ひろと梨香ちゃんが付き合い出してからそろそろ一ヶ月..




「あぁ‐めんどくさっ」


その日は休日で
朝から雨が降っていたから
じめじめしていた。


9月と言っても
やっぱりまだ暑い。



あたしはその日
運動会に撮った写真を現像しに近くの店まで取りに行っていた。


「蒸し暑い...」

店の前で現像したばかりの写真をパラパラと見ていた..


するとそこに
懐かしい影が通る。

その背丈も
髪の香りも

あたしの胸を締め付ける


「...嘘」



ひろだった。


「あ...」

ひろもあたしの顔を見るなり驚いている。

「宵かぁ‐久しぶりやな。

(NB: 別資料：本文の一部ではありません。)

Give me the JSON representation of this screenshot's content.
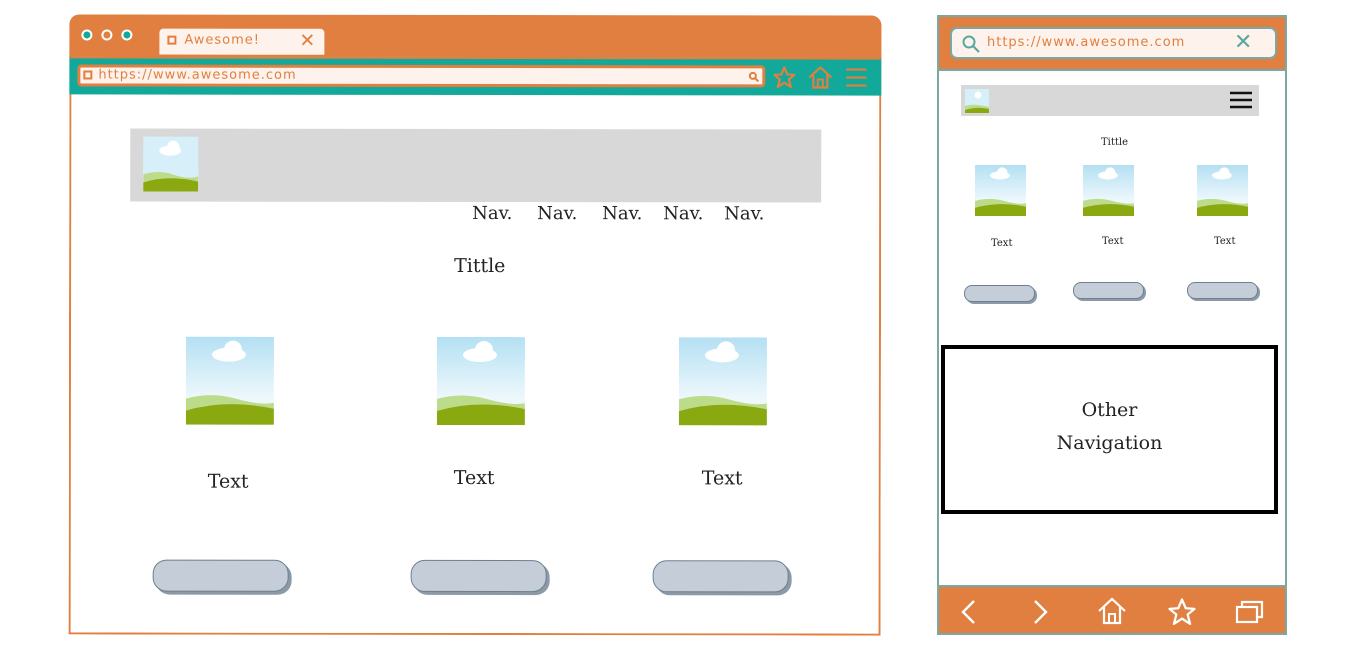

外で会うの。」

「うん」


ひろは何も気にしてなんか居ないみたいにあたしに話かけてきた。



どうしてだろう

それが何故かとても寂しかった。

"あたしのことなんて
もうなんでも無いんだね"


それはそうだ。
もうひろにはとっても可愛い自慢の梨香ちゃんと言う彼女が居るんだもの...



「ひろも写真..現像しに来たの?」

「おうっ。このへんって此所しか現像する場所ないからなあ」

「うん..でも偶然..」

「せやなっ」


久しぶりに話をする。


もうあのときの出来事なんて忘れているの?
それとも変わってしまったの?
別人なの?


「宵の写真見せて‐や」

「え?」

「俺写真見るの好きやからっ」

「いいけど..ここで?」


ひろは少し考えて言った。


「じゃぁ後で俺ん家持ってきて♪」

「え?後でって..今日?」

「うん。」

「え?」

「嫌やったらいいわ!!」

「え....」

「じゃあ!!後でな」


そう言ってひろは自転車に乗って行ってしまった。